Using the strict descriptions of instantaneous observed behaviour described in Table 1 may falsely classify animals that are conducting synchronised behaviours that are masked by transient additional behaviours (so, in our classification an animal that is resting but vigilant is classified as conducting a different behaviour to one that is resting and chewing). To avoid these fine-scale mistakes, we also categorised the data into a dichotomous descriptor ‘inactive’ (when the deer were lying on the ground) or ‘active’ (all other activities; Table 1), following a system previously used for both fallow deer [42] and red deer [10]. We calculated the number of times the first-, second- and third-closest neighbour and the control individual were active or inactive at the same time as the focal individual for each fifteen-minute observation sample (note that proportions are used for plotting the figure). Similarly, we calculated the number of times these pairings were conducting the same strict behaviour as defined in Table 1. None of these data were normally distributed, and so we conducted a Friedman test to see whether there were differences in synchronisation between the four types of individual for both strict and dichotomised comparisons, using R 3.6.1 [60]. Post hoc pairwise comparisons were conducted using the test suggested by Conover [61] with Bonferroni corrections, implemented using PMCMR 4.3 [62]. To test whether the synchronisation between control and focal individual differed from the predicted value when behaving independently, we conducted a one-sample signed-rank test, considering the predicted ‘independent synchrony’ proportion (0.516) as the hypothesised median. The full dataset and R code used for all analyses are available in Additional file 1, Additional file 2, Additional file 3.

As noted by [10], pseudoreplication is likely and unavoidable when measuring group synchrony behaviour by sampling unmarked individuals.
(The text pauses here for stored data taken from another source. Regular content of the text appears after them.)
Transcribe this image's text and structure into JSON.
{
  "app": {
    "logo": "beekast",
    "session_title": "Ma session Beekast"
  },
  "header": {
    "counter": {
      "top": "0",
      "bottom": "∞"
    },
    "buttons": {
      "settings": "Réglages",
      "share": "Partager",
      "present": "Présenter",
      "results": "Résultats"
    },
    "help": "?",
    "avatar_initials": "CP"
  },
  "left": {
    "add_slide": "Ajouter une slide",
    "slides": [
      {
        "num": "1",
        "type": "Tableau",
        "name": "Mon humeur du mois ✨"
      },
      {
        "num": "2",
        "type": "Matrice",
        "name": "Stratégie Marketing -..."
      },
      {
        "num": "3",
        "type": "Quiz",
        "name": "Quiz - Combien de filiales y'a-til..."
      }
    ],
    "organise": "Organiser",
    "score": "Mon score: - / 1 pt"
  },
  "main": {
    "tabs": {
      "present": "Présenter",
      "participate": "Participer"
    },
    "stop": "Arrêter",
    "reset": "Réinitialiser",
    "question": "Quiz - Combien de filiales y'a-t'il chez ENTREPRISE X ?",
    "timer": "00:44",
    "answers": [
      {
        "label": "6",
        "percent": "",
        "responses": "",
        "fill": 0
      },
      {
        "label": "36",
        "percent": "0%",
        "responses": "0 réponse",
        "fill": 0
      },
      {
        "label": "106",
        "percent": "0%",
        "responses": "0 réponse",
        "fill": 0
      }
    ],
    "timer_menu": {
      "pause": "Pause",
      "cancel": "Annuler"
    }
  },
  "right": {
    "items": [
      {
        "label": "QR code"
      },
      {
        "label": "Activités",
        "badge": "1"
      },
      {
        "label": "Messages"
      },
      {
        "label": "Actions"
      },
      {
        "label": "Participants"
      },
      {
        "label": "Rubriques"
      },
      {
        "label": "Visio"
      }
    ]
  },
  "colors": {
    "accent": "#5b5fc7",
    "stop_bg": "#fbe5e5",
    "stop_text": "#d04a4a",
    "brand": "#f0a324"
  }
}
This could be counteracted by making the sample size small enough for pseudoreplication to be unlikely, but given the herd size in this study, this was not an option available here. The unit of replication is the focal individual rather than its neighbours or the control, but, given that we randomly chose our focal individual thirty times from a population of about seventy individuals, it is likely that at least a few of these focal individuals were actually the same deer, potentially biasing the statistical analyses of our results in an unpredictable direction. To explore whether any pseudoreplication could skew our dataset, we generated 100,000 datasets where each of the thirty sample sets collected in our observations had a focal deer identity randomly allocated to it, assuming that there were seventy deer in the herd. The random allocation assumed that all seventy individuals were equally likely to be chosen, and that each sample was independent of the others in the dataset, meaning that a dataset could have several samples which were allocated the same focal deer. Having allocated focal identities, the dataset was then filtered so that each focal individual was only sampled once, which was done by identifying which focal individuals had multiple samples allocated to them and randomly removing all but one of the sample. A Friedman test was conducted on each of the 100,000 resampled filtered datasets, and the significance values were recorded for all of these.

Additional file 1. Text file containing raw data, with a description of the coding given in the header of the file.

Additional file 2. Text file containing processed dataset, for use in R code.

Additional file 3. R code for analyses.